As to how holy lives and pure doctrine enable the church to be a pillar and buttress of the truth, consider that there simply is no true church without the faithful preaching of God’s Word. As Paul says in another place, “If anyone is preaching to you a gospel contrary to the one you received, let him be accursed” (Gal. 1:9). Thus, the Reformers argued that the faithful preaching of right doctrine is the first and greatest mark of any church worthy of that name. If a church is not preaching the truth, how could it ever be a pillar or buttress of the same?
Christians are people of the truth. We take our very name (Acts 11:26) from the incarnate God who is “full of grace and truth” (John 1:14) and who said, “For this purpose I was born and for this purpose I have come into the world—to bear witness to the truth” (18:37). Moreover, we know that the fundamental error of mankind—the sin behind every other sin—is the idolatrous exchange of “the truth about God for a lie” (Rom. 1:25). We also know that God’s remedy for our plight requires the truth to set us free (John 8:32). This is the means by which the grace of God saves (1 Tim. 2:4), sanctifies (John 17:17), and matures (Eph. 4:15) all those who know Him (John 17:3), love Him (2 Thess. 2:10), and worship Him “in spirit and truth” (John 4:23).
It is somewhat counterintuitive, therefore, for Paul to say that the church is “a pillar and buttress of the truth” (1 Tim. 3:15). We might have expected the Apostle to say instead, “The truth is a pillar and buttress of the church.” To be sure, the church cannot exist without the truth that precedes it and brings it into existence, for God must first reveal Himself before those who constitute the church can respond by faith to what He has revealed (James 1:18; 1 Peter 1:23). Paul knows this, of course. That is why he elsewhere says that the scriptural truths taught by the prophets and Apostles are the church’s foundation, with Christ Himself being the cornerstone (1 Cor. 3:11; Eph. 2:20).
Even so, that is not what Paul is writing about in this letter to his pastoral protégé.
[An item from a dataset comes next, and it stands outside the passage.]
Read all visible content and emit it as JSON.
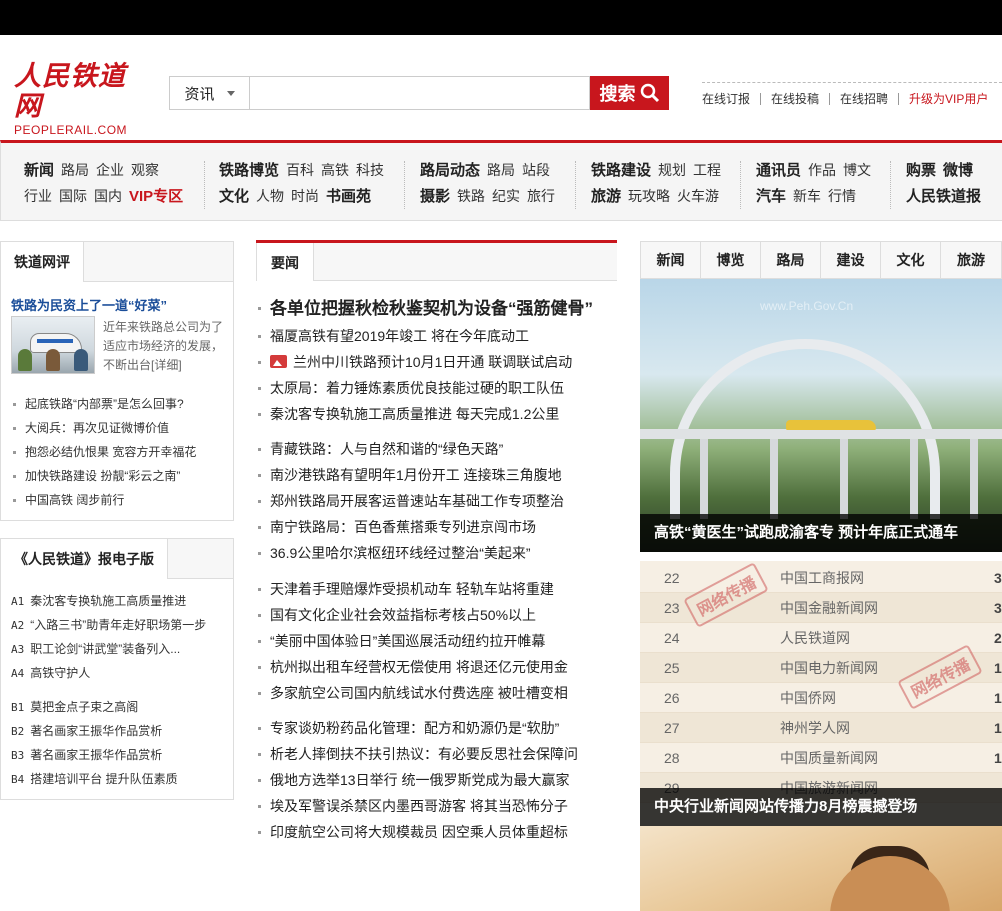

Instead, he wants Timothy to understand that while the church is not the foundation of the truth, it is indeed its pillar and its buttress—its preserver and its promoter, as John Calvin says in his commentary on 1 Timothy 3:15. Just as pillars and buttresses support the roof and walls of a cathedral, so also the church plays a vital role in upholding the truth of God within a fallen world.